Im selben Zusammenhang wurde über eine mögliche Kapitalbeteiligung des chinesischen Finanzinvestors Fosun berichtet, die sich entgegen ersten Ankündigungen allerdings verzögere.[19] Im Juli 2016 wurde berichtet, dass der chinesische Finanzinvestor abgesagt habe.[16]
Ende Juni 2016 wurde bekannt, dass Ende 2015 KTG Agrar die Firmierung von KTG Foods SE in
FRS Foods International Russia & South Africa geändert und Mitte 2015 den Tiefkühlkosthersteller Frenzel gegen ein 27 Mio. Euro Darlehen an einen unbekannten Käufer verkauft hatte, ohne die Anleger zu informieren.[20]

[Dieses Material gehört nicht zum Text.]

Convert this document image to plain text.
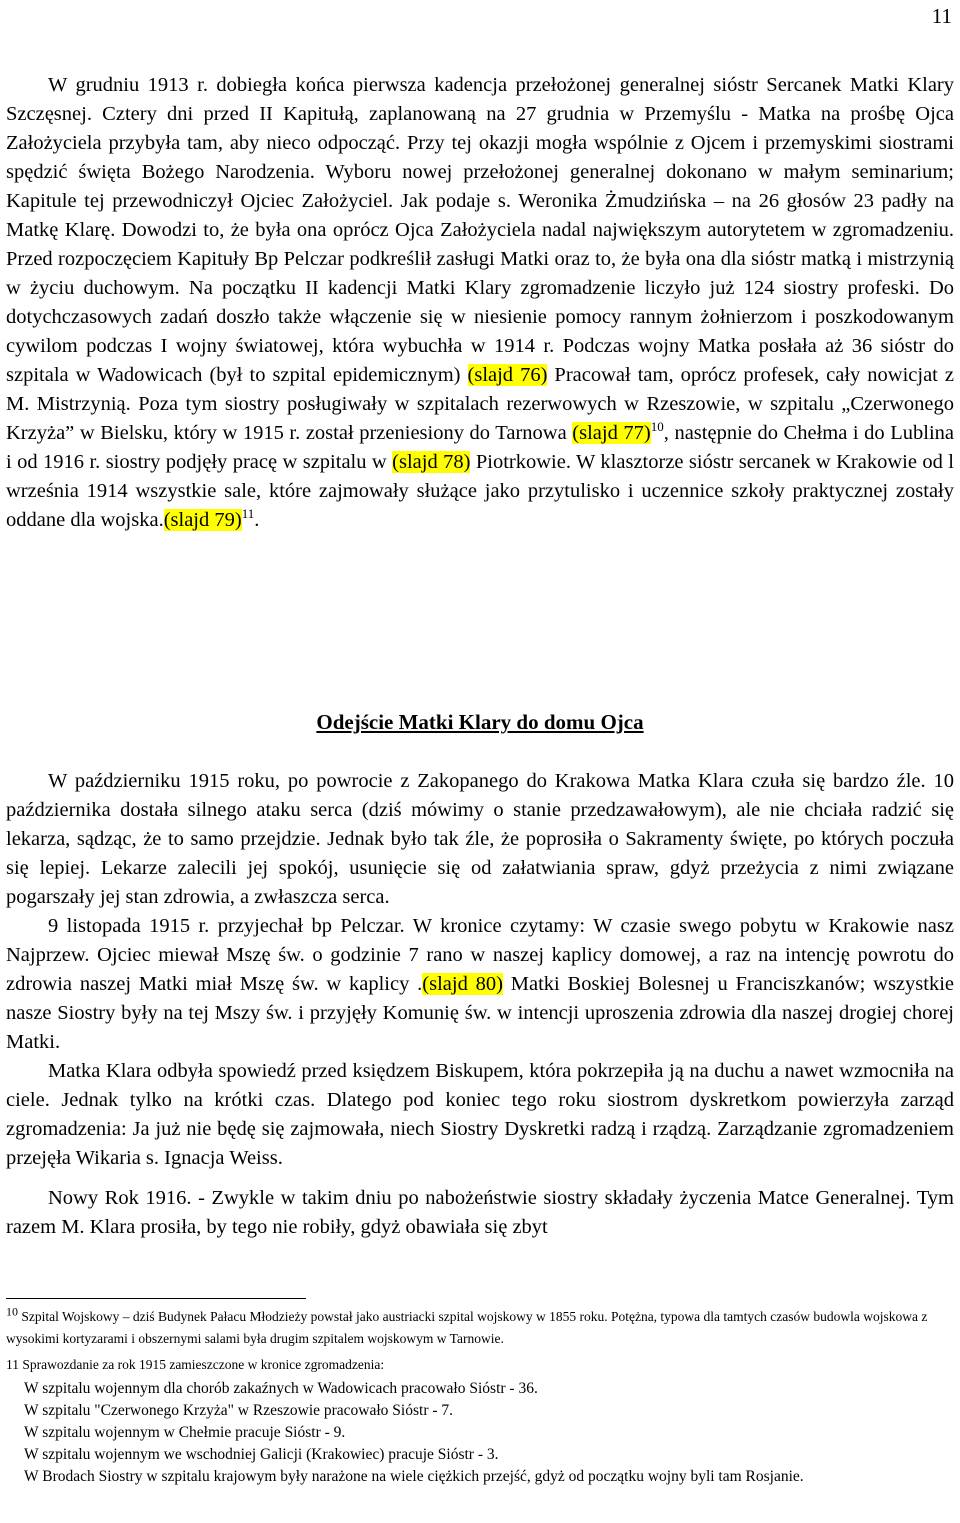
11

W grudniu 1913 r. dobiegła końca pierwsza kadencja przełożonej generalnej sióstr Sercanek Matki Klary Szczęsnej. Cztery dni przed II Kapitułą, zaplanowaną na 27 grudnia w Przemyślu - Matka na prośbę Ojca Założyciela przybyła tam, aby nieco odpocząć. Przy tej okazji mogła wspólnie z Ojcem i przemyskimi siostrami spędzić święta Bożego Narodzenia. Wyboru nowej przełożonej generalnej dokonano w małym seminarium; Kapitule tej przewodniczył Ojciec Założyciel. Jak podaje s. Weronika Żmudzińska – na 26 głosów 23 padły na Matkę Klarę. Dowodzi to, że była ona oprócz Ojca Założyciela nadal największym autorytetem w zgromadzeniu. Przed rozpoczęciem Kapituły Bp Pelczar podkreślił zasługi Matki oraz to, że była ona dla sióstr matką i mistrzynią w życiu duchowym. Na początku II kadencji Matki Klary zgromadzenie liczyło już 124 siostry profeski. Do dotychczasowych zadań doszło także włączenie się w niesienie pomocy rannym żołnierzom i poszkodowanym cywilom podczas I wojny światowej, która wybuchła w 1914 r. Podczas wojny Matka posłała aż 36 sióstr do szpitala w Wadowicach (był to szpital epidemicznym) (slajd 76) Pracował tam, oprócz profesek, cały nowicjat z M. Mistrzynią. Poza tym siostry posługiwały w szpitalach rezerwowych w Rzeszowie, w szpitalu „Czerwonego Krzyża” w Bielsku, który w 1915 r. został przeniesiony do Tarnowa (slajd 77)$^{10}$, następnie do Chełma i do Lublina i od 1916 r. siostry podjęły pracę w szpitalu w (slajd 78) Piotrkowie. W klasztorze sióstr sercanek w Krakowie od l września 1914 wszystkie sale, które zajmowały służące jako przytulisko i uczennice szkoły praktycznej zostały oddane dla wojska.(slajd 79)$^{11}$.

Odejście Matki Klary do domu Ojca

W październiku 1915 roku, po powrocie z Zakopanego do Krakowa Matka Klara czuła się bardzo źle. 10 października dostała silnego ataku serca (dziś mówimy o stanie przedzawałowym), ale nie chciała radzić się lekarza, sądząc, że to samo przejdzie. Jednak było tak źle, że poprosiła o Sakramenty święte, po których poczuła się lepiej. Lekarze zalecili jej spokój, usunięcie się od załatwiania spraw, gdyż przeżycia z nimi związane pogarszały jej stan zdrowia, a zwłaszcza serca.

9 listopada 1915 r. przyjechał bp Pelczar. W kronice czytamy: W czasie swego pobytu w Krakowie nasz Najprzew. Ojciec miewał Mszę św. o godzinie 7 rano w naszej kaplicy domowej, a raz na intencję powrotu do zdrowia naszej Matki miał Mszę św. w kaplicy .(slajd 80) Matki Boskiej Bolesnej u Franciszkanów; wszystkie nasze Siostry były na tej Mszy św. i przyjęły Komunię św. w intencji uproszenia zdrowia dla naszej drogiej chorej Matki.

Matka Klara odbyła spowiedź przed księdzem Biskupem, która pokrzepiła ją na duchu a nawet wzmocniła na ciele. Jednak tylko na krótki czas. Dlatego pod koniec tego roku siostrom dyskretkom powierzyła zarząd zgromadzenia: Ja już nie będę się zajmowała, niech Siostry Dyskretki radzą i rządzą. Zarządzanie zgromadzeniem przejęła Wikaria s. Ignacja Weiss.

Nowy Rok 1916. - Zwykle w takim dniu po nabożeństwie siostry składały życzenia Matce Generalnej. Tym razem M. Klara prosiła, by tego nie robiły, gdyż obawiała się zbyt

10 Szpital Wojskowy – dziś Budynek Pałacu Młodzieży powstał jako austriacki szpital wojskowy w 1855 roku. Potężna, typowa dla tamtych czasów budowla wojskowa z wysokimi kortyzarami i obszernymi salami była drugim szpitalem wojskowym w Tarnowie.
11 Sprawozdanie za rok 1915 zamieszczone w kronice zgromadzenia:
W szpitalu wojennym dla chorób zakaźnych w Wadowicach pracowało Sióstr - 36.
W szpitalu "Czerwonego Krzyża" w Rzeszowie pracowało Sióstr - 7.
W szpitalu wojennym w Chełmie pracuje Sióstr - 9.
W szpitalu wojennym we wschodniej Galicji (Krakowiec) pracuje Sióstr - 3.
W Brodach Siostry w szpitalu krajowym były narażone na wiele ciężkich przejść, gdyż od początku wojny byli tam Rosjanie.
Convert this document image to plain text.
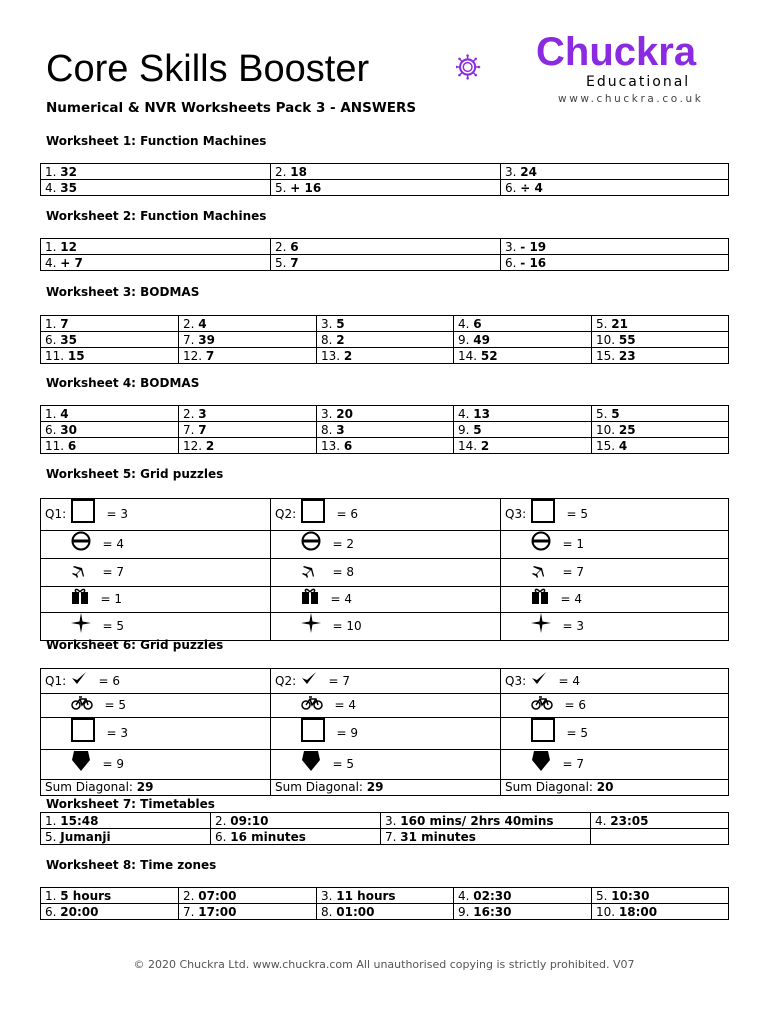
Core Skills Booster
Numerical & NVR Worksheets Pack 3 - ANSWERS
C Chuckra
Educational
www.chuckra.co.uk
Worksheet 1: Function Machines
1. 32	2. 18	3. 24
4. 35	5. + 16	6. ÷ 4
Worksheet 2: Function Machines
1. 12	2. 6	3. - 19
4. + 7	5. 7	6. - 16
Worksheet 3: BODMAS
1. 7	2. 4	3. 5	4. 6	5. 21
6. 35	7. 39	8. 2	9. 49	10. 55
11. 15	12. 7	13. 2	14. 52	15. 23
Worksheet 4: BODMAS
1. 4	2. 3	3. 20	4. 13	5. 5
6. 30	7. 7	8. 3	9. 5	10. 25
11. 6	12. 2	13. 6	14. 2	15. 4
Worksheet 5: Grid puzzles
Q1: = 3	Q2: = 6	Q3: = 5
= 4	= 2	= 1
= 7	= 8	= 7
= 1	= 4	= 4
= 5	= 10	= 3
Worksheet 6: Grid puzzles
Q1: = 6	Q2: = 7	Q3: = 4
= 5	= 4	= 6
= 3	= 9	= 5
= 9	= 5	= 7
Sum Diagonal: 29	Sum Diagonal: 29	Sum Diagonal: 20
Worksheet 7: Timetables
1. 15:48	2. 09:10	3. 160 mins/ 2hrs 40mins	4. 23:05
5. Jumanji	6. 16 minutes	7. 31 minutes	
Worksheet 8: Time zones
1. 5 hours	2. 07:00	3. 11 hours	4. 02:30	5. 10:30
6. 20:00	7. 17:00	8. 01:00	9. 16:30	10. 18:00
© 2020 Chuckra Ltd. www.chuckra.com All unauthorised copying is strictly prohibited. V07
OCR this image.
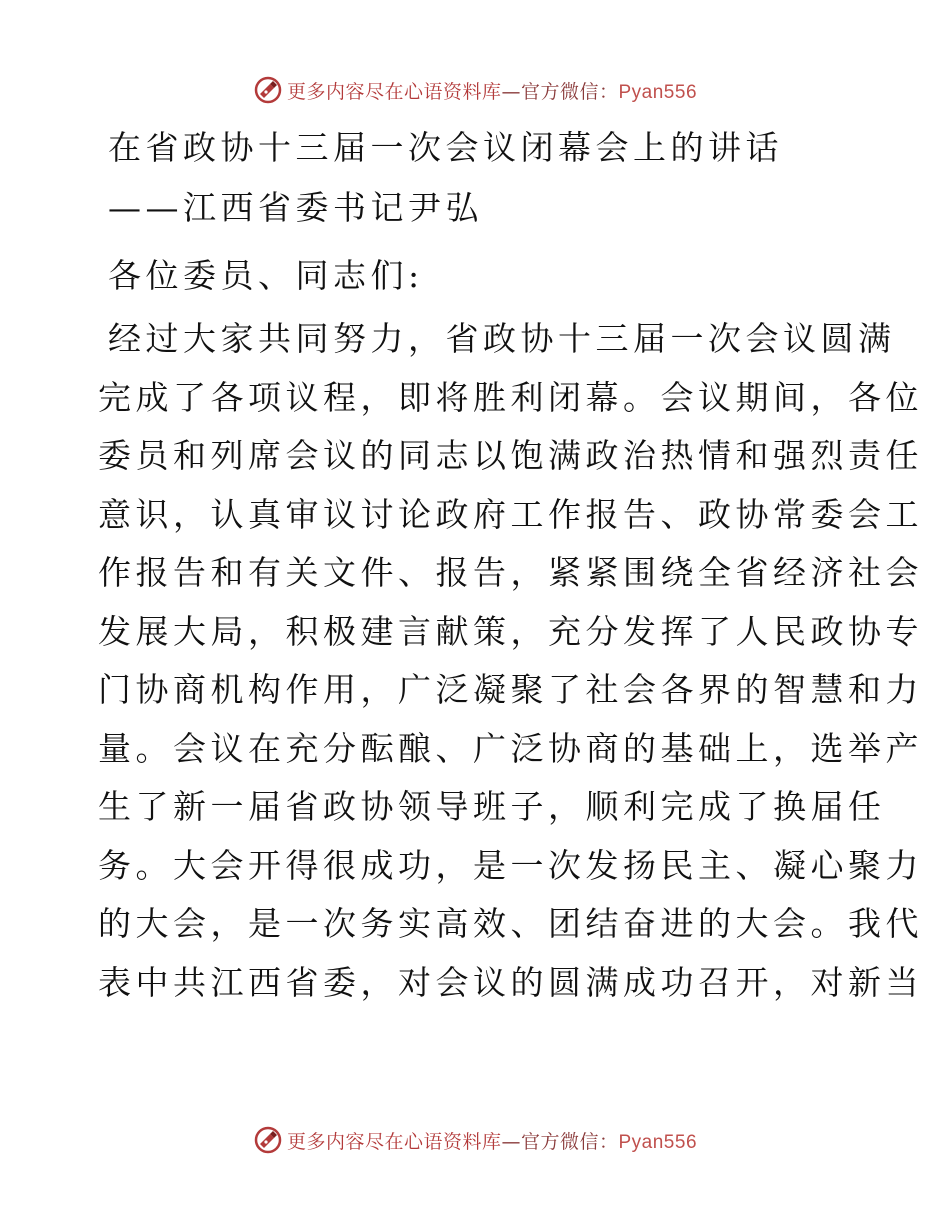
更多内容尽在心语资料库—官方微信：Pyan556
在省政协十三届一次会议闭幕会上的讲话
——江西省委书记尹弘
各位委员、同志们:
经过大家共同努力，省政协十三届一次会议圆满
完成了各项议程，即将胜利闭幕。会议期间，各位
委员和列席会议的同志以饱满政治热情和强烈责任
意识，认真审议讨论政府工作报告、政协常委会工
作报告和有关文件、报告，紧紧围绕全省经济社会
发展大局，积极建言献策，充分发挥了人民政协专
门协商机构作用，广泛凝聚了社会各界的智慧和力
量。会议在充分酝酿、广泛协商的基础上，选举产
生了新一届省政协领导班子，顺利完成了换届任
务。大会开得很成功，是一次发扬民主、凝心聚力
的大会，是一次务实高效、团结奋进的大会。我代
表中共江西省委，对会议的圆满成功召开，对新当
更多内容尽在心语资料库—官方微信：Pyan556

https://de.wikipedia.org/wiki/KTG_Agrar
Am 5. Juli 2016 wurde ein Antrag auf Eröffnung eines Insolvenzverfahrens in Eigenverwaltung beim Amtsgericht Hamburg eingereicht.[21] Am 13. Juli trat Hofreiter von seinem Posten als Vorstandsvorsitzender zurück.[22] Es wurde außerdem in der Presse thematisiert, dass Außenstände von 200 Mio. existieren würden, wobei es sich um Kredite an anderen Unternehmen handeln soll.[17][16] Bis auf einen Kredit von 30 Mio. Euro an das Tochterunternehmen KTG Energie sei aber nicht bekannt, an wen die Kredite vergeben worden seien.[16] Am 22. Juli 2016 wurde der Verkauf einer Beteiligung an der Bio-Zentrale Naturprodukte GmbH für einen einstelligen Millionbetrag bekanntgegeben.[23]
Ende August 2016 meldeten die Töchter Delta Agrar Handel und Delta Agrar Insolvenz an. Bis zu diesem Zeitpunkt wurden 200 der 800 Mitarbeiter entlassen. Anfang September 2016 wurde bekannt dass der Vorstandsvorsitzende Hofreiter die wirtschaftliche Lage des Unternehmens jahrelang beschönigt und damit gegen das Aktiengesetz verstoßen hat.[24]